S’il s’agit de faire attention aux « microcuvées » qui apparaissent, pas typées et à des prix incautionnables (Cahors, Monbazillac…), les meilleurs vignerons s’attachent ici à élever des vins racés comme nous les aimons. Les vins ont une réelle typicité, un potentiel de garde (beaux 99, 95 ou 86) où les cépages et les sols ont leur influence et une véritable présence historique. Les millésimes 2004, 2003 et 2001 sont des réussites. Quelques rapports qualité-prix-plaisir exceptionnels, en rouges, en blancs secs et en liquoreux (millésimes 2000, 95 ou 90).

VAL DE LOIRE

De la Touraine au Pays Nivernais, du Pays Nantais à l’Anjou-Saumur, la typicité s’allie à un rapport qualité-prix régulièrement remarquable et tout concourt au plaisir du vin. Les hommes élèvent des vins à leur image. Pour les blancs secs, de très grandes bouteilles en Pouilly-Fumé comme à Vouvray, à Sancerre comme à Savennières ou à Saumur. Les liquoreux sont exceptionnels, notamment en Coteaux-du-Layon ou Vouvray, et les rouges associent charpente et fraîcheur, du plus souple (Touraine, Bourgueil, Sancerre…) au plus charnu (Chinon, Saumur-Champigny…), des vins qui s’apprécient jeunes mais savent aussi garder la distance (remarquables 2000, 98 ou 95, notamment). Le millésime 2002 est très réussi en blancs, difficile en rouges, et les 2004, 2003 et 2001 sont savoureux.
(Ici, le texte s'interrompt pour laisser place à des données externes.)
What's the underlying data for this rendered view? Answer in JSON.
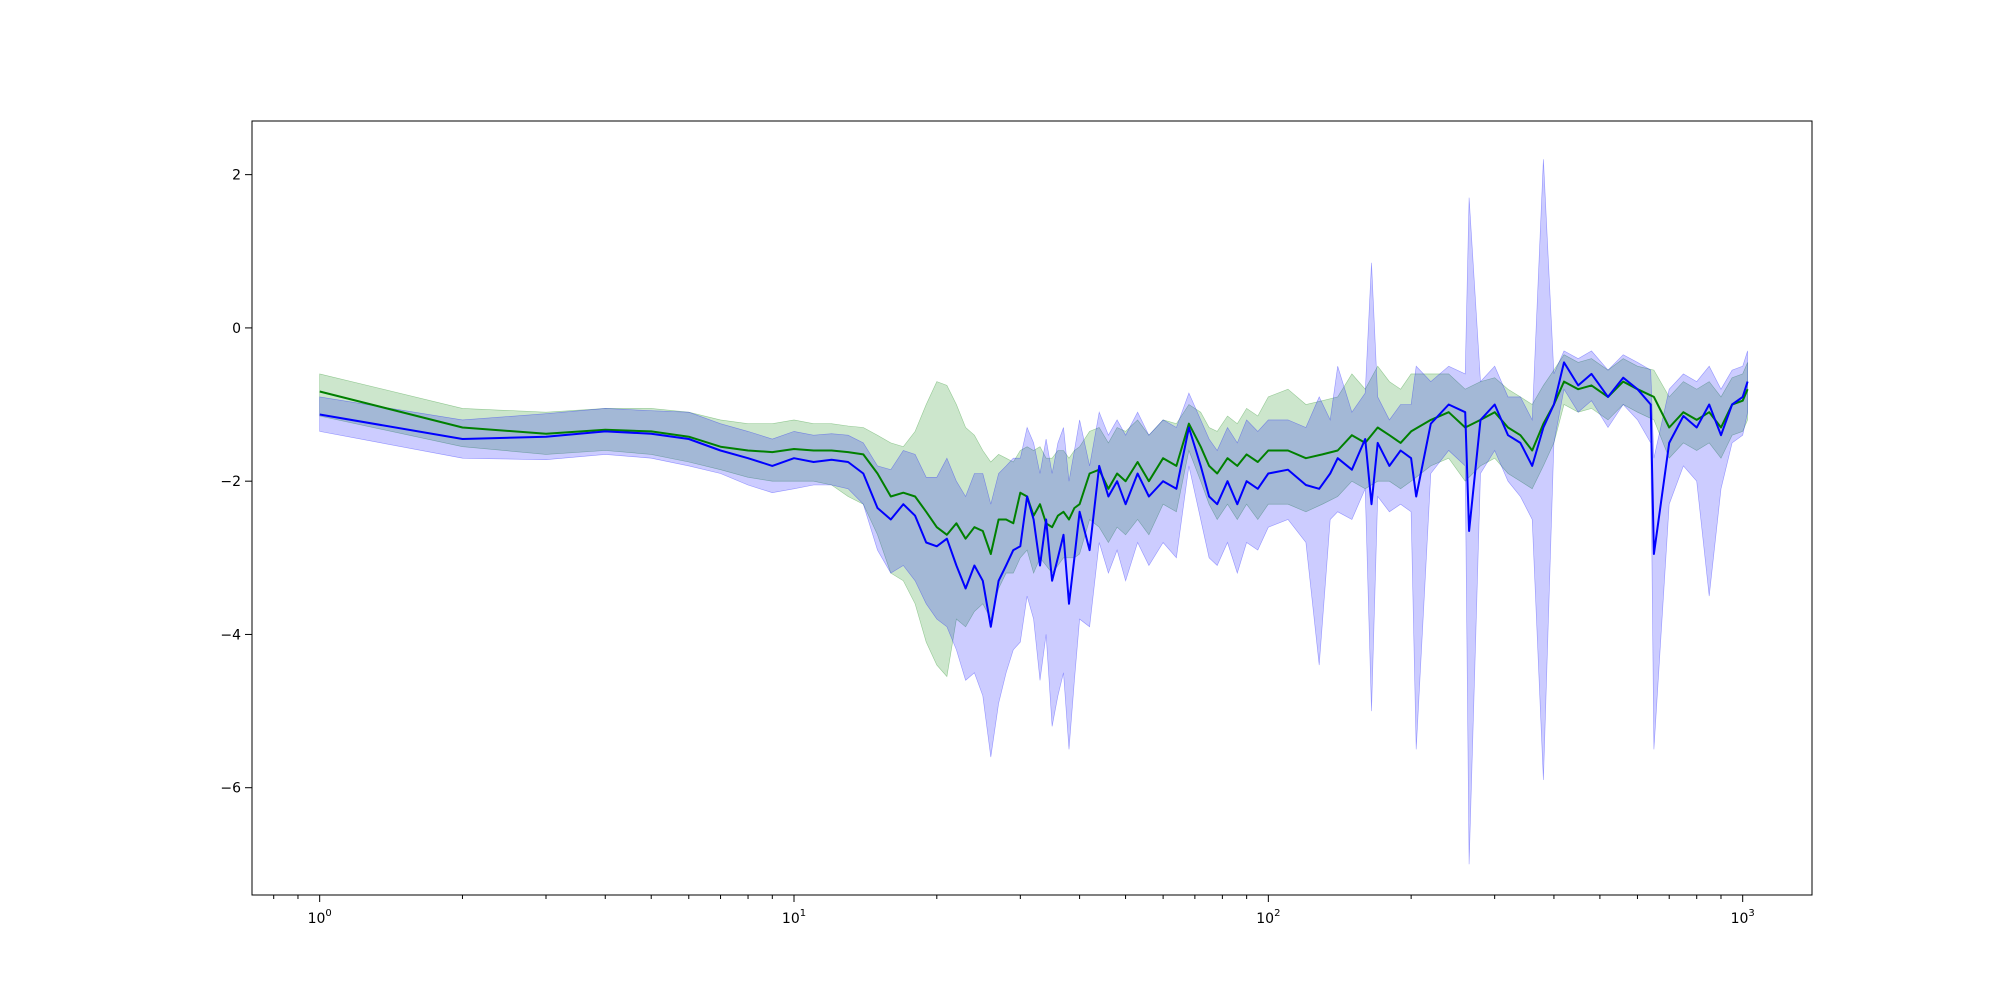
{
  "chart_data": {
    "type": "line",
    "title": "",
    "xlabel": "",
    "ylabel": "",
    "x_scale": "log",
    "xlim": [
      0.72,
      1400
    ],
    "ylim": [
      -7.4,
      2.7
    ],
    "grid": false,
    "x_ticks": [
      {
        "value": 1,
        "base": "10",
        "exp": "0"
      },
      {
        "value": 10,
        "base": "10",
        "exp": "1"
      },
      {
        "value": 100,
        "base": "10",
        "exp": "2"
      },
      {
        "value": 1000,
        "base": "10",
        "exp": "3"
      }
    ],
    "y_ticks": [
      {
        "value": 2,
        "label": "2"
      },
      {
        "value": 0,
        "label": "0"
      },
      {
        "value": -2,
        "label": "−2"
      },
      {
        "value": -4,
        "label": "−4"
      },
      {
        "value": -6,
        "label": "−6"
      }
    ],
    "colors": {
      "green_line": "#008000",
      "green_band": "#008000",
      "blue_line": "#0000ff",
      "blue_band": "#0000ff",
      "band_alpha": 0.2
    },
    "series": [
      {
        "color": "green",
        "x": [
          1,
          2,
          3,
          4,
          5,
          6,
          7,
          8,
          9,
          10,
          11,
          12,
          13,
          14,
          15,
          16,
          17,
          18,
          19,
          20,
          21,
          22,
          23,
          24,
          25,
          26,
          27,
          28,
          29,
          30,
          31,
          32,
          33,
          34,
          35,
          36,
          37,
          38,
          39,
          40,
          42,
          44,
          46,
          48,
          50,
          53,
          56,
          60,
          64,
          68,
          72,
          75,
          78,
          82,
          86,
          90,
          95,
          100,
          110,
          120,
          130,
          140,
          150,
          160,
          170,
          180,
          190,
          200,
          220,
          240,
          260,
          280,
          300,
          320,
          340,
          360,
          380,
          400,
          420,
          450,
          480,
          520,
          560,
          600,
          650,
          700,
          750,
          800,
          850,
          900,
          950,
          1000,
          1024
        ],
        "y": [
          -0.83,
          -1.3,
          -1.38,
          -1.33,
          -1.35,
          -1.42,
          -1.55,
          -1.6,
          -1.62,
          -1.58,
          -1.6,
          -1.6,
          -1.62,
          -1.65,
          -1.9,
          -2.2,
          -2.15,
          -2.2,
          -2.4,
          -2.6,
          -2.7,
          -2.55,
          -2.75,
          -2.6,
          -2.65,
          -2.95,
          -2.5,
          -2.5,
          -2.55,
          -2.15,
          -2.2,
          -2.45,
          -2.3,
          -2.55,
          -2.6,
          -2.45,
          -2.4,
          -2.5,
          -2.35,
          -2.3,
          -1.9,
          -1.85,
          -2.1,
          -1.9,
          -2.0,
          -1.75,
          -2.0,
          -1.7,
          -1.8,
          -1.25,
          -1.55,
          -1.8,
          -1.9,
          -1.7,
          -1.8,
          -1.65,
          -1.75,
          -1.6,
          -1.6,
          -1.7,
          -1.65,
          -1.6,
          -1.4,
          -1.5,
          -1.3,
          -1.4,
          -1.5,
          -1.35,
          -1.2,
          -1.1,
          -1.3,
          -1.2,
          -1.1,
          -1.3,
          -1.4,
          -1.6,
          -1.25,
          -1.0,
          -0.7,
          -0.8,
          -0.75,
          -0.9,
          -0.7,
          -0.8,
          -0.9,
          -1.3,
          -1.1,
          -1.2,
          -1.1,
          -1.3,
          -1.0,
          -0.95,
          -0.8
        ],
        "lower": [
          -1.15,
          -1.55,
          -1.65,
          -1.6,
          -1.65,
          -1.75,
          -1.85,
          -1.95,
          -2.0,
          -2.0,
          -2.0,
          -2.05,
          -2.2,
          -2.3,
          -2.7,
          -3.2,
          -3.3,
          -3.6,
          -4.1,
          -4.4,
          -4.55,
          -3.8,
          -3.9,
          -3.7,
          -3.6,
          -3.8,
          -3.4,
          -3.2,
          -3.2,
          -3.0,
          -2.9,
          -3.2,
          -3.0,
          -3.1,
          -3.2,
          -3.1,
          -3.0,
          -3.0,
          -3.0,
          -2.95,
          -2.5,
          -2.6,
          -2.8,
          -2.6,
          -2.7,
          -2.5,
          -2.7,
          -2.3,
          -2.4,
          -1.6,
          -2.0,
          -2.3,
          -2.5,
          -2.3,
          -2.5,
          -2.3,
          -2.5,
          -2.3,
          -2.3,
          -2.4,
          -2.3,
          -2.2,
          -2.0,
          -2.1,
          -2.0,
          -2.0,
          -2.1,
          -2.0,
          -1.8,
          -1.7,
          -2.0,
          -1.8,
          -1.7,
          -1.9,
          -2.0,
          -2.1,
          -1.8,
          -1.5,
          -1.0,
          -1.1,
          -1.05,
          -1.2,
          -1.0,
          -1.1,
          -1.2,
          -1.7,
          -1.5,
          -1.6,
          -1.5,
          -1.7,
          -1.4,
          -1.35,
          -1.2
        ],
        "upper": [
          -0.6,
          -1.05,
          -1.1,
          -1.05,
          -1.05,
          -1.1,
          -1.2,
          -1.25,
          -1.25,
          -1.2,
          -1.25,
          -1.25,
          -1.28,
          -1.3,
          -1.4,
          -1.5,
          -1.55,
          -1.35,
          -1.0,
          -0.7,
          -0.75,
          -1.0,
          -1.3,
          -1.4,
          -1.6,
          -1.75,
          -1.65,
          -1.7,
          -1.75,
          -1.6,
          -1.55,
          -1.6,
          -1.55,
          -1.7,
          -1.7,
          -1.6,
          -1.6,
          -1.7,
          -1.6,
          -1.55,
          -1.35,
          -1.3,
          -1.5,
          -1.3,
          -1.35,
          -1.2,
          -1.4,
          -1.2,
          -1.25,
          -1.0,
          -1.1,
          -1.3,
          -1.35,
          -1.15,
          -1.25,
          -1.05,
          -1.15,
          -0.9,
          -0.8,
          -1.0,
          -0.95,
          -0.9,
          -0.6,
          -0.8,
          -0.5,
          -0.7,
          -0.8,
          -0.6,
          -0.6,
          -0.6,
          -0.8,
          -0.7,
          -0.65,
          -0.8,
          -0.9,
          -1.0,
          -0.75,
          -0.55,
          -0.35,
          -0.45,
          -0.4,
          -0.55,
          -0.4,
          -0.5,
          -0.55,
          -0.9,
          -0.7,
          -0.8,
          -0.7,
          -0.9,
          -0.65,
          -0.6,
          -0.45
        ]
      },
      {
        "color": "blue",
        "x": [
          1,
          2,
          3,
          4,
          5,
          6,
          7,
          8,
          9,
          10,
          11,
          12,
          13,
          14,
          15,
          16,
          17,
          18,
          19,
          20,
          21,
          22,
          23,
          24,
          25,
          26,
          27,
          28,
          29,
          30,
          31,
          32,
          33,
          34,
          35,
          36,
          37,
          38,
          39,
          40,
          42,
          44,
          46,
          48,
          50,
          53,
          56,
          60,
          64,
          68,
          72,
          75,
          78,
          82,
          86,
          90,
          95,
          100,
          110,
          120,
          128,
          135,
          140,
          150,
          160,
          165,
          170,
          180,
          190,
          200,
          205,
          220,
          240,
          260,
          265,
          280,
          300,
          320,
          340,
          360,
          380,
          400,
          420,
          450,
          480,
          520,
          560,
          600,
          640,
          650,
          700,
          750,
          800,
          850,
          900,
          950,
          1000,
          1024
        ],
        "y": [
          -1.13,
          -1.45,
          -1.42,
          -1.35,
          -1.38,
          -1.45,
          -1.6,
          -1.7,
          -1.8,
          -1.7,
          -1.75,
          -1.72,
          -1.75,
          -1.9,
          -2.35,
          -2.5,
          -2.3,
          -2.45,
          -2.8,
          -2.85,
          -2.75,
          -3.1,
          -3.4,
          -3.1,
          -3.3,
          -3.9,
          -3.3,
          -3.1,
          -2.9,
          -2.85,
          -2.2,
          -2.5,
          -3.1,
          -2.5,
          -3.3,
          -3.0,
          -2.7,
          -3.6,
          -3.0,
          -2.4,
          -2.9,
          -1.8,
          -2.2,
          -2.0,
          -2.3,
          -1.9,
          -2.2,
          -2.0,
          -2.1,
          -1.3,
          -1.8,
          -2.2,
          -2.3,
          -2.0,
          -2.3,
          -2.0,
          -2.1,
          -1.9,
          -1.85,
          -2.05,
          -2.1,
          -1.9,
          -1.7,
          -1.85,
          -1.45,
          -2.3,
          -1.5,
          -1.8,
          -1.6,
          -1.7,
          -2.2,
          -1.25,
          -1.0,
          -1.1,
          -2.65,
          -1.2,
          -1.0,
          -1.4,
          -1.5,
          -1.8,
          -1.3,
          -1.0,
          -0.45,
          -0.75,
          -0.6,
          -0.9,
          -0.65,
          -0.8,
          -1.0,
          -2.95,
          -1.5,
          -1.15,
          -1.3,
          -1.0,
          -1.4,
          -1.0,
          -0.9,
          -0.7
        ],
        "lower": [
          -1.35,
          -1.7,
          -1.72,
          -1.65,
          -1.7,
          -1.8,
          -1.9,
          -2.05,
          -2.15,
          -2.1,
          -2.05,
          -2.05,
          -2.1,
          -2.3,
          -2.9,
          -3.2,
          -3.1,
          -3.3,
          -3.6,
          -3.8,
          -3.9,
          -4.2,
          -4.6,
          -4.5,
          -4.8,
          -5.6,
          -4.9,
          -4.5,
          -4.2,
          -4.1,
          -3.5,
          -3.8,
          -4.6,
          -4.0,
          -5.2,
          -4.8,
          -4.5,
          -5.5,
          -4.6,
          -3.8,
          -3.9,
          -2.8,
          -3.2,
          -2.9,
          -3.3,
          -2.8,
          -3.1,
          -2.8,
          -3.0,
          -1.8,
          -2.5,
          -3.0,
          -3.1,
          -2.8,
          -3.2,
          -2.8,
          -2.9,
          -2.6,
          -2.5,
          -2.8,
          -4.4,
          -2.5,
          -2.4,
          -2.5,
          -2.1,
          -5.0,
          -2.2,
          -2.4,
          -2.3,
          -2.4,
          -5.5,
          -1.9,
          -1.6,
          -1.8,
          -7.0,
          -1.9,
          -1.6,
          -2.0,
          -2.2,
          -2.5,
          -5.9,
          -1.5,
          -0.8,
          -1.1,
          -0.95,
          -1.3,
          -1.0,
          -1.2,
          -1.5,
          -5.5,
          -2.3,
          -1.8,
          -2.0,
          -3.5,
          -2.1,
          -1.5,
          -1.4,
          -1.1
        ],
        "upper": [
          -0.9,
          -1.2,
          -1.12,
          -1.05,
          -1.08,
          -1.1,
          -1.25,
          -1.35,
          -1.45,
          -1.35,
          -1.4,
          -1.38,
          -1.4,
          -1.5,
          -1.8,
          -1.85,
          -1.6,
          -1.65,
          -1.95,
          -1.95,
          -1.7,
          -2.0,
          -2.2,
          -1.9,
          -1.9,
          -2.3,
          -1.9,
          -1.8,
          -1.7,
          -1.7,
          -1.3,
          -1.5,
          -1.9,
          -1.45,
          -1.9,
          -1.5,
          -1.3,
          -2.0,
          -1.6,
          -1.2,
          -1.8,
          -1.1,
          -1.4,
          -1.2,
          -1.4,
          -1.1,
          -1.4,
          -1.2,
          -1.3,
          -0.85,
          -1.2,
          -1.45,
          -1.6,
          -1.3,
          -1.5,
          -1.2,
          -1.35,
          -1.2,
          -1.2,
          -1.3,
          -0.9,
          -1.2,
          -0.5,
          -1.1,
          -0.85,
          0.85,
          -0.9,
          -1.2,
          -1.0,
          -1.0,
          -0.5,
          -0.7,
          -0.5,
          -0.6,
          1.7,
          -0.7,
          -0.5,
          -0.9,
          -0.9,
          -1.2,
          2.2,
          -0.6,
          -0.3,
          -0.4,
          -0.3,
          -0.55,
          -0.35,
          -0.45,
          -0.55,
          -1.7,
          -0.8,
          -0.6,
          -0.7,
          -0.5,
          -0.8,
          -0.55,
          -0.5,
          -0.3
        ]
      }
    ]
  }
}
Beaux liquoreux en 2004, 2003 et 2001, et un millésime 2005 très typé.

VALLÉE DU RHÔNE

De Vienne en Avignon, les vins rouges et les blancs, du plus prestigieux au plus méconnu, sont denses, racés et chaleureux comme nous les aimons, et, pour la plupart, bénéficient d’un très beau rapport qualité-prix-typicité. Viennent alors se rejoindre la convivialité, le terroir, et la main de l’homme, qui font toujours la différence. Le millésime 2003 est parfois très (trop ? ) mûr, le 2002 a été très difficile à maîtriser, et le 2004 très classique, très réussi. Il faut aussi prendre le temps de conserver ces vins, car on débouche de grandes bouteilles actuellement dans des millésimes comme 98, 95, 90 ou 85, voir la Vintage Code, page 29).